As safety Glover Quin said at the time, “When you are cursing me like I am a little boy — hold on, bro, you don’t have to talk to me like that to get your point across. We are partners; we are working together.”
Patricia, like Meyer, encountered what renowned cultural anthropologist Christopher Boehm would term a “leveling mechanism.” Boehm, the former director of the Jane Goodall Research Center at the University of Southern California, explains eloquently in a piece titled “Political Primates” that followers subtly rule hierarchies, as more than one autocrat has learned.
Pyramid-shaped organizations tend to be constructs.
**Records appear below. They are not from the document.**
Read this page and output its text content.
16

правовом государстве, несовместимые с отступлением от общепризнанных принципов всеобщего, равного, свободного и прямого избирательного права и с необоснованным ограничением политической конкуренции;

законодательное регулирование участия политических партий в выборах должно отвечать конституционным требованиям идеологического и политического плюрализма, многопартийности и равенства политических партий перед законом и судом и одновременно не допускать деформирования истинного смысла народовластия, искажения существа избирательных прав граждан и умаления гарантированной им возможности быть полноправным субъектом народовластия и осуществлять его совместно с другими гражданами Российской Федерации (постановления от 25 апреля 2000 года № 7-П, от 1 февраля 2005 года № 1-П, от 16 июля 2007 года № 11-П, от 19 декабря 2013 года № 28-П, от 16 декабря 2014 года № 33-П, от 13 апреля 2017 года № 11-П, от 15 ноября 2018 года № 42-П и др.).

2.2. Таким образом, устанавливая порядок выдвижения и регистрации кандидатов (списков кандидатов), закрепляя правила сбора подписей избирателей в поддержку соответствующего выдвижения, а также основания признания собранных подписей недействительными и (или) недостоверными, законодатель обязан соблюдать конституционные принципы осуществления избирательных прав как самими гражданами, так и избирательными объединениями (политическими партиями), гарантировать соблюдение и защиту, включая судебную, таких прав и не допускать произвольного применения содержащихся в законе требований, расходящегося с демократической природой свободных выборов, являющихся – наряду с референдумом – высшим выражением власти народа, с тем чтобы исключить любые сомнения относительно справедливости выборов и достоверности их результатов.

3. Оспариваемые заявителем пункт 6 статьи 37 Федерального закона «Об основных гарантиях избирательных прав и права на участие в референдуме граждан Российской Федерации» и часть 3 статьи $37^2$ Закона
According to Boehm, we devised them early in human history — not to promote tyrants but for the sake of efficiency: Someone had to organize and lead the hunt.
When leaders abuse that grant of authority and become “self-aggrandizing political upstarts,” as Boehm puts it, groups can have brutal ways of dealing with them, leveling mechanisms that range from ostracism and shaming to even execution.
“In effect these egalitarian bands did something very special about the problem of power,” Boehm writes. “They arrived at a largely implicit ‘social contract,’ by which each political actor conceded his personal pursuit of dominance …”
So often, modern leadership is mistaken as the personal pursuit of dominance, making misery out of enterprises and true collaboration rare. But modern leaders do well to realize that leveling mechanisms still exist, if in subtler form. When you alienate a team, it will deny you its energy and cooperation, and it can even render you unemployable, like Meyer.
Miami Heat President Pat Riley wrote about the leveling dynamic in his autobiography: “This is what happens whenever people on a team decide not to trust,” he observed. “Everyone will gear down their effort until they’re doing just enough to get by.”
But the opposite happens when the leader is a genuine collaborator. Teammates gear up. One of the more remarkable risings in the NFL appears to be happening under Dan Campbell, who took over the Lions this season after several years as Payton’s assistant head coach in New Orleans.
The Lions became viscerally more competitive each week under Campbell even as they lost 10 games, and they have won two of their past three with upsets of the Minnesota Vikings and Arizona Cardinals. Any NFL aspirant should go back and listen to Campbell’s remarkable opening statement at his introductory news conference.
“Compatibility is important,” Campbell said. “It’s highly important. It doesn’t matter — you can put the best coaches in the room, and if they’re all a bunch of alphas, and they’re trying to eat each other alive, you’re never going to get anything done. … It’s a collaborative effort; it’s give-and-take. But, listen, it’s been proven to work.”
It works because the very best coaches don’t tell people what to do. They ask them what they want to do together.